“Dari siapa makanan itu?”
“Dari seorang pemuda, ia mengantarkan makanan untukku”
“Tidak ada laki –laki lain selain aku di hutan ini”
“Sungguh? Lalu lelaki tadi siapa?”
“Mungkin itu mata –mata dari tentara” aku ketakutan.
“Jangan takut, dia tidak akan kembali lagi”
“Benarkah?” kakek tua itu tidak menjawab.
***
Keesokan harinya aku mandi ke sungai. Sebelum itu aku kaget tatkala melihat pemuda itu sudah terbunuh. Mengiang di otakku bahwa kakek tua itu mengungkit –ungkit perihal mata –mata. Aku tahu sekarang kakek tua itu adalah mata –mata tentara Jepang bukan pemuda ini. Kini pemuda yang begitu baik kepadaku sudah terbunuh di tangan tentara Jepang.

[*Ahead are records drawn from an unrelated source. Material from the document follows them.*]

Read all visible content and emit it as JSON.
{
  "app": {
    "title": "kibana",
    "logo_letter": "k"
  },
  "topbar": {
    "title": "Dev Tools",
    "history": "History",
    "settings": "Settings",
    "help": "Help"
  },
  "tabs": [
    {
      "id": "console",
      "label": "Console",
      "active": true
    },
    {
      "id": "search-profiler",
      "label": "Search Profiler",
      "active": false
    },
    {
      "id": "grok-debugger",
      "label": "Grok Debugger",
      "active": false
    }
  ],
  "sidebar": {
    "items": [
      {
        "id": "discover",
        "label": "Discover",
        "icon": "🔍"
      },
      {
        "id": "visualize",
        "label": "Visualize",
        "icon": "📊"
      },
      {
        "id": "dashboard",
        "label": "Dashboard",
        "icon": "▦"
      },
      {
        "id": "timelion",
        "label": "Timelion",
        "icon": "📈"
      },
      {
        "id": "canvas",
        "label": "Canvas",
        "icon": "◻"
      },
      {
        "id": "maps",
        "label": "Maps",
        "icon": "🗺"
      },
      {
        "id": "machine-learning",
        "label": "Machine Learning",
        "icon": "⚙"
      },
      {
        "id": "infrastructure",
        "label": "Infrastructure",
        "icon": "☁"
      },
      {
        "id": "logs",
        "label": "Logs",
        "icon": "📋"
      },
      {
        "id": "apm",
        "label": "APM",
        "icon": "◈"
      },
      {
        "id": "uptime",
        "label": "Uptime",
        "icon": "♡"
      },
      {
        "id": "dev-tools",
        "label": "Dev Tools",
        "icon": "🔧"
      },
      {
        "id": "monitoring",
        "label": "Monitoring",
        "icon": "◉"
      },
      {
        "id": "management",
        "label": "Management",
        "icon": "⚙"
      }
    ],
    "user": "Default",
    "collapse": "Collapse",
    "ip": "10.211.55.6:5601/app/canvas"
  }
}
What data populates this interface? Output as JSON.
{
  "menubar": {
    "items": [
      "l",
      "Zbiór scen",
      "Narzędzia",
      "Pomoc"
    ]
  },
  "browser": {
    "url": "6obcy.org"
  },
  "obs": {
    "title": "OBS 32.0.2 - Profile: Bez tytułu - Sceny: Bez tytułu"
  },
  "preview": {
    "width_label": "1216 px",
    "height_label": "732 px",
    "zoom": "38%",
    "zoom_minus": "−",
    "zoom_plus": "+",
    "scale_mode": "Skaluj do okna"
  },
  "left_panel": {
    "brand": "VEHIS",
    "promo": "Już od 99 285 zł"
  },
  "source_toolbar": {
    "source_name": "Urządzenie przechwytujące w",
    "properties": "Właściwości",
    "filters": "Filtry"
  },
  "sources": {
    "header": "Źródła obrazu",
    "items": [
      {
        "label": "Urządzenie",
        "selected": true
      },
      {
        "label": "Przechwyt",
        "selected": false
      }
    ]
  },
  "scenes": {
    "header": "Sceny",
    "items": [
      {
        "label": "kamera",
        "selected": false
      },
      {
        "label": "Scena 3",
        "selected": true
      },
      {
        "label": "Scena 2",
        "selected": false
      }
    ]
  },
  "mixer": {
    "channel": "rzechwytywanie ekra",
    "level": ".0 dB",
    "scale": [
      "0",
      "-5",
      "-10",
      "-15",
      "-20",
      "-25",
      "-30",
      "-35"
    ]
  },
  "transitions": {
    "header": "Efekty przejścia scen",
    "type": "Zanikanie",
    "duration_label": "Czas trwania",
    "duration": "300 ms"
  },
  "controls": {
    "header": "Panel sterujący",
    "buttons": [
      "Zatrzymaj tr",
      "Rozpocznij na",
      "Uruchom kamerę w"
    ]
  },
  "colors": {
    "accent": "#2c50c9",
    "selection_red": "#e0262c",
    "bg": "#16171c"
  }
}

Hirupan sekelilingku tidak begitu enak, aku melihat kesamping dan ke arah depan. Aku melompat melangkahi mayat lelaki ini tiba –tiba tanganku di pegang orang. Jemariku semakin menggigil dan aku menoleh. Aku sudah terperangkap, anggota tentara Jepang itu sudah menemukanku. Aku berteriak sekeras mungkin. Tubuhku lemas dengan sendirinya. Aku menangis sekencang urat nadiku mengalir. Aku tidak mau menjadi santapan lelaki biadab itu, aku telah menghianati cinta Mas Danang. Pada akhirnya Jugun Ijanfu melekat dalam darahku. Malam itu di kamar yang senyap bau alkohol lelaki Jepang itu membukakan pintu. Kakiku berusaha melepaskan rante. Pada akhirnya aku hamil dan menjadi wanita buangan, sudah menjadi barang bekas. Digantikan wanita berpendidikan lainnya dari seluruh Indonesia. Jeritanku adalah jeritan malu dari seorang hamba kepada Tuhannya. Aku menjerit, menangis melihat penderitaan yang bertubi –tubi begini. Ditengah hutan aku berlari dan terus melarikan diri. Hingga ku temukan jalan raya. Disitu ada sebuah truk menuju ke daerahku meskipun sedikit agak jauh. Aku ikut dengannya.
Lalu bagaimana dengan Mas Danang, Ibu dan Bapak. Apakah ia akan menerimaku kembali. Seperti ucapan Mas Danang aku akan pergi untuk kembali. Apakah ia masih mengingat perkataannya tatkala aku sudah menjadi budak seks. Kehormatanku sudah luntur di telan lelaki brengsek itu. Aku juga mendalami perasaan para Jugun Ijanfu itu, ia menangis, menjerit sama halnya dengan perasaanku. Hanya bulan malam ini saja yang dapat melihat tangisanku dan pekatnya malam yang menutupi kesedihanku.